Try reading it again! It is not complicated (nor optimal) but you are likely skimming or skipping important parts. If you can tell me where I lost you, I can probably help you find your way.

You might find it easier to follow along with a k reference guide. These typically fit on a note-card and can be helpful in memorising the k operators. These are all of the operators in the above program:

    $[a;b;c] cond (if a then b else c)
    @[a;i;f] amend i indices in a with operation f

    &x where (are the 1-bits in x)
    #x count (the length of x)
    *x first (element of X)

    x&y min/and
    x~y atom-equivalent (like lisp's equalp)

    f':x call f with each pair of x

A complete reference card isn't much longer and usually ships with the k interpreter. People learn in different ways, and that's ok! Help me help you learn and you will probably learn this very quickly.

> Is it possible to develop an array-based language and use more "normal" syntax?

"Array-based" isn't exactly the same thing as an "array" language - I think people get too hung up on the power of vector-operators (which are indeed powerful!) and miss the fact that there are so few operators which to learn.

I don't expect you to understand exactly what I mean by that, but I hope that if you take the plunge to learn this properly, you'll remember that I said this and when it does make sense, it will be useful.

> Array based languages are the first time I've seen a high-level language that is less readable than the machine code that they are supposed to be abstracting away!

You can't read Arabic either, can you? Why do you think this is different?

Try to stop thinking in terms of "readable": You can only say something is "readable" to you, or perhaps if you are a hiring manager, "to most people". I can read it perfectly fine. Worrying about how "readable" a programming language at this point speaks only to how easy it is for you to acquire the ability to learn it, not how valuable it will be when you actually learn it.

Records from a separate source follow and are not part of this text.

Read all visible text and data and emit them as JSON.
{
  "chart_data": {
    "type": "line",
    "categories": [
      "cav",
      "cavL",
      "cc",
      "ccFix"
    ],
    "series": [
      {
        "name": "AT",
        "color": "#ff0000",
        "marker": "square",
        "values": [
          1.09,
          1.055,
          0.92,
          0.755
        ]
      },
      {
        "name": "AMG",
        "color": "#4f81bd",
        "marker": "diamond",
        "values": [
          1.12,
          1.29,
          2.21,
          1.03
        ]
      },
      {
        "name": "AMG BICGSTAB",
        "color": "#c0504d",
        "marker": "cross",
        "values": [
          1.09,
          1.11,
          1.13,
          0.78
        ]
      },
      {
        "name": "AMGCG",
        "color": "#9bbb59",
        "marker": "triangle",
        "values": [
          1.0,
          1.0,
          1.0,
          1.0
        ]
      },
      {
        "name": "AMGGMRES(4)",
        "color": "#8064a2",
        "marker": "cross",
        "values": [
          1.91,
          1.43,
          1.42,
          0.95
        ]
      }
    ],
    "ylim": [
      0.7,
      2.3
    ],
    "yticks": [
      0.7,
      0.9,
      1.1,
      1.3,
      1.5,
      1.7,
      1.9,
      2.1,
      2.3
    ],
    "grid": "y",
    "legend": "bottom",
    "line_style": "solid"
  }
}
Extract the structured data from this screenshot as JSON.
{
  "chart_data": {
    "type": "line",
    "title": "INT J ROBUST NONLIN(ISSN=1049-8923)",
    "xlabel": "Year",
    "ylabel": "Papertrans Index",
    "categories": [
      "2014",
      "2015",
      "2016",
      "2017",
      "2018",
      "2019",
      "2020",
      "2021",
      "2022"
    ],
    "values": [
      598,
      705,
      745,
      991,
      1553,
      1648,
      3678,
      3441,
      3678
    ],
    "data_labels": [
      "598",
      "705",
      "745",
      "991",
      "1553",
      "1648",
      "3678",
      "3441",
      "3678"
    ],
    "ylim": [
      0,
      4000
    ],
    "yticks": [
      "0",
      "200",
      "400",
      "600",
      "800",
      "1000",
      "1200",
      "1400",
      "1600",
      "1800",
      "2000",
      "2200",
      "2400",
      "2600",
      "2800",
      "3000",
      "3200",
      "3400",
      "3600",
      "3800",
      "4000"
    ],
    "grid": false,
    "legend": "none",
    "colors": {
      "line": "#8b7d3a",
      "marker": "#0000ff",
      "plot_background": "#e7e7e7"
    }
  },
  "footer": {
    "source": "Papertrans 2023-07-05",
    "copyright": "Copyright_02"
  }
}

thrwaeasddsaf · on May 21, 2021

> I don't believe that it's just a matter of "getting used to it", there are objective metrics of readability, developer error rates, and speed of training that some languages do poorly at.

If we had such objective metrics on APL or K, that would be an interesting discussion. But what I've seen here is just opinion and anecdote.

I also think that "looks like line noise" is a fair characterization of how J and K look on the surface, but that does not mean they are unreadable.

I'm hardly qualified to give any deep insight, but after reading the first half of Aaron Hsu's thesis and playing around with a Dyalog APL interpreter online for a few days, APL starts to look quite readable to me (much more so than J, thanks to the additional symbols) and I found it rather easy to learn (unlike mathematics, but for me the struggle there is not at all in syntax but in the concepts, methods, and meaning).

rscho · on May 21, 2021

Geocar put in the effort of trying to make you see. But you are prejudiced with the equivalent of those who spite Lisp because of parentheses.

If you want a "more readable" array language, take a look at Nial.

PS: qualifying the Wolfram language (Mathematica) as obscure is a really, really myopic view of the programming world.

jiggawatts · on May 21, 2021

I've never seen anyone use Mathematica outside of academia other than myself. It also occupies a slightly unique corner of the language design landscape. One that I like!

I wish that Mathematica was modernised and made into a proper, compiled (or at least JIT-ed), heavyweight language with all the trimmings. A proper IDE, debugger, tracing tools, etc... The current version is a bit like Visual Basic -- a very old language that had grown past its original design capabilities and now needs a revamp. A bit like how VB.NET replaced VB, and was superseded in practice by C# on dotnet core.

rscho · on May 20, 2021

Then you have a different use case. Doesn't mean theoretical mathematicians are wrong for their use case. I do epidemiology, not pure maths though.